News: Sheffield Telegraph online 24-hours a day.
News: Sheffield Telegraph online 24-hours a day.

SOUTH Yorkshire’s biggest bus operator, First, this week announced a multi-million pound investment a new generation of cleaner, more fuel efficient buses, with wi-fi internet and leather seats.

The company has committed to replacing half its 200-strong Sheffield fleet by 2017, with 40 new buses due to be on the road in Sheffield this summer.

The announcement came as some Fares went up this week, with the firm blaming ‘inflationary pressures’ such as wages, fuel and cost of parts.

Ben Gilligan, First’s regional performance director, said passenger numbers were beginning to grow after a 40” decline over the last decade. In addition, fewer complaints are now being received.

“We are making the biggest investment in a long time,” he said. “The first 40 new buses, worth £5m, are due to be launched in South Yorkshire in June or July.

It is likely they will be phased in on the 51, 52 and 76 routes.

The new ‘Streetlite’ buses, fitted with Euro 5 standard diesel engines, are being made by Northern Irish company Wright.

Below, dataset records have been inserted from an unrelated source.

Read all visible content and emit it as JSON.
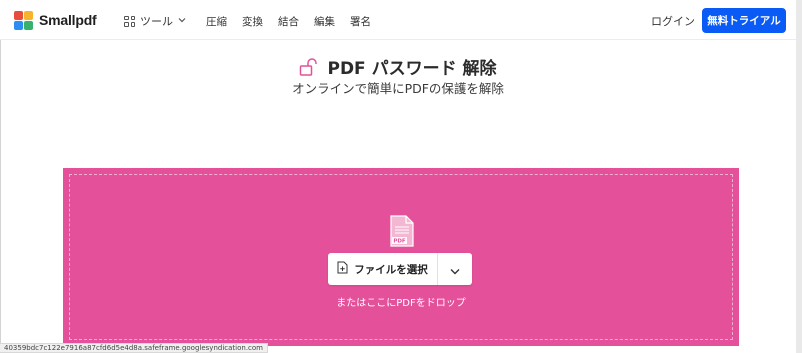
{
  "brand": {
    "name": "Smallpdf",
    "logo_colors": [
      "#e84c3d",
      "#f6b42c",
      "#2c8ef3",
      "#37b26c"
    ]
  },
  "nav": {
    "tools_label": "ツール",
    "links": [
      "圧縮",
      "変換",
      "結合",
      "編集",
      "署名"
    ]
  },
  "header": {
    "login_label": "ログイン",
    "trial_label": "無料トライアル"
  },
  "page": {
    "title": "PDF パスワード 解除",
    "subtitle": "オンラインで簡単にPDFの保護を解除"
  },
  "dropzone": {
    "choose_label": "ファイルを選択",
    "hint": "またはここにPDFをドロップ",
    "file_icon_label": "PDF",
    "color": "#e4519a"
  },
  "status_bar": {
    "url": "40359bdc7c122e7916a87cfd6d5e4d8a.safeframe.googlesyndication.com"
  },
  "colors": {
    "accent": "#0a5bf5",
    "dropzone": "#e4519a"
  }
}
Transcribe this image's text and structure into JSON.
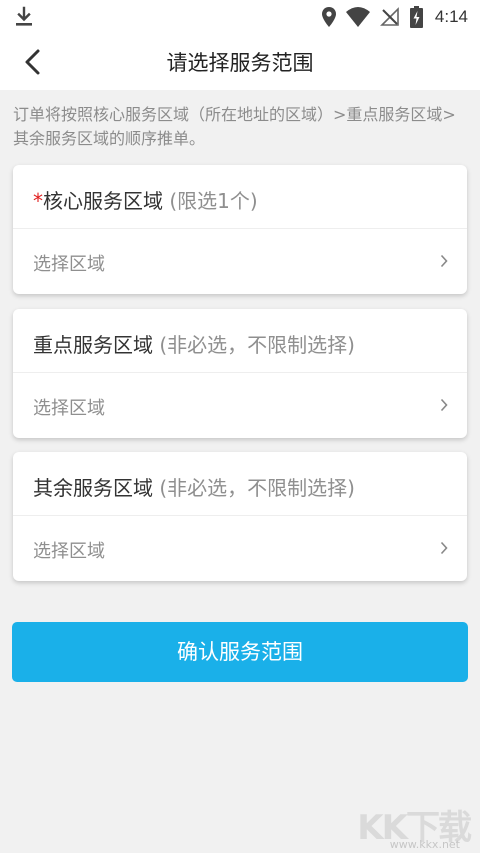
{
  "status_bar": {
    "time": "4:14"
  },
  "header": {
    "title": "请选择服务范围"
  },
  "info_text": "订单将按照核心服务区域（所在地址的区域）>重点服务区域>其余服务区域的顺序推单。",
  "cards": [
    {
      "required_mark": "*",
      "title": "核心服务区域",
      "hint": "(限选1个)",
      "select_label": "选择区域"
    },
    {
      "title": "重点服务区域",
      "hint": "(非必选，不限制选择)",
      "select_label": "选择区域"
    },
    {
      "title": "其余服务区域",
      "hint": "(非必选，不限制选择)",
      "select_label": "选择区域"
    }
  ],
  "confirm_button": "确认服务范围",
  "watermark": {
    "logo": "KK下载",
    "url": "www.kkx.net"
  },
  "colors": {
    "accent": "#1ab0e9",
    "required": "#e02020",
    "background": "#f1f1f1"
  }
}
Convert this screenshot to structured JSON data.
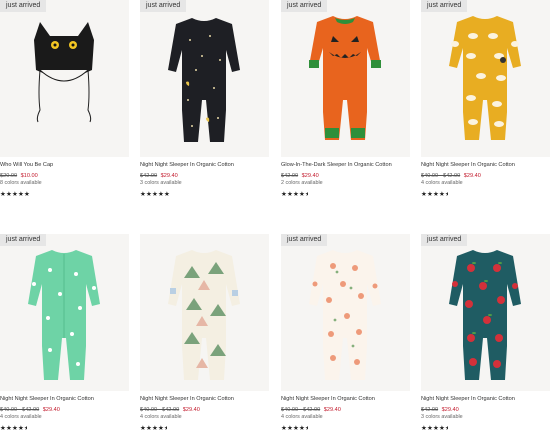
{
  "products": [
    {
      "badge": "just arrived",
      "name": "Who Will You Be Cap",
      "was_price": "$20.00",
      "price": "$10.00",
      "colors": "8 colors available",
      "rating": 5,
      "image_icon": "cat-cap-image"
    },
    {
      "badge": "just arrived",
      "name": "Night Night Sleeper In Organic Cotton",
      "was_price": "$42.00",
      "price": "$29.40",
      "colors": "3 colors available",
      "rating": 5,
      "image_icon": "black-star-sleeper-image"
    },
    {
      "badge": "just arrived",
      "name": "Glow-In-The-Dark Sleeper In Organic Cotton",
      "was_price": "$42.00",
      "price": "$29.40",
      "colors": "2 colors available",
      "rating": 4.5,
      "image_icon": "pumpkin-sleeper-image"
    },
    {
      "badge": "just arrived",
      "name": "Night Night Sleeper In Organic Cotton",
      "was_price": "$40.00 - $42.00",
      "price": "$29.40",
      "colors": "4 colors available",
      "rating": 4.5,
      "image_icon": "yellow-sheep-sleeper-image"
    },
    {
      "badge": "just arrived",
      "name": "Night Night Sleeper In Organic Cotton",
      "was_price": "$40.00 - $42.00",
      "price": "$29.40",
      "colors": "4 colors available",
      "rating": 4.5,
      "image_icon": "green-bunny-sleeper-image"
    },
    {
      "badge": "",
      "name": "Night Night Sleeper In Organic Cotton",
      "was_price": "$40.00 - $42.00",
      "price": "$29.40",
      "colors": "4 colors available",
      "rating": 4.5,
      "image_icon": "mountain-sleeper-image"
    },
    {
      "badge": "just arrived",
      "name": "Night Night Sleeper In Organic Cotton",
      "was_price": "$40.00 - $42.00",
      "price": "$29.40",
      "colors": "4 colors available",
      "rating": 4.5,
      "image_icon": "floral-sleeper-image"
    },
    {
      "badge": "just arrived",
      "name": "Night Night Sleeper In Organic Cotton",
      "was_price": "$42.00",
      "price": "$29.40",
      "colors": "3 colors available",
      "rating": 4.5,
      "image_icon": "apple-sleeper-image"
    }
  ],
  "colors": {
    "sale_price": "#c2192b",
    "badge_bg": "#e6e6e6",
    "image_bg": "#f6f5f3"
  }
}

Mr Gilligan said: “With lighter bodies and the latest engines, they will be 50% more fuel efficient than current buses.

“We have test driven one on a trail run in Sheffield and it could carry a full load of passengers up East Bank Road - one of our steepest routes - just as well as a conventional bus.”

Mr Gilligan said that First has made a commitment under the Sheffield Bus Partnership agreement with the council to ensure half its buses have Euro 5 engines by October 2017.

The only buses currently in service with Euro 5 engines are four which are used on the Sheffield ‘Freebie’ free city centre service.

Mr Gilligan said the decision to cut fares last summer, coupled with the increased cost of fuel and car insurance, had led to the resurgence in bus travel.

He added: “Fares are still cheaper than they were last year despite this week’s increase so we hope it won’t have too much of an impact - and some prices have been frozen.”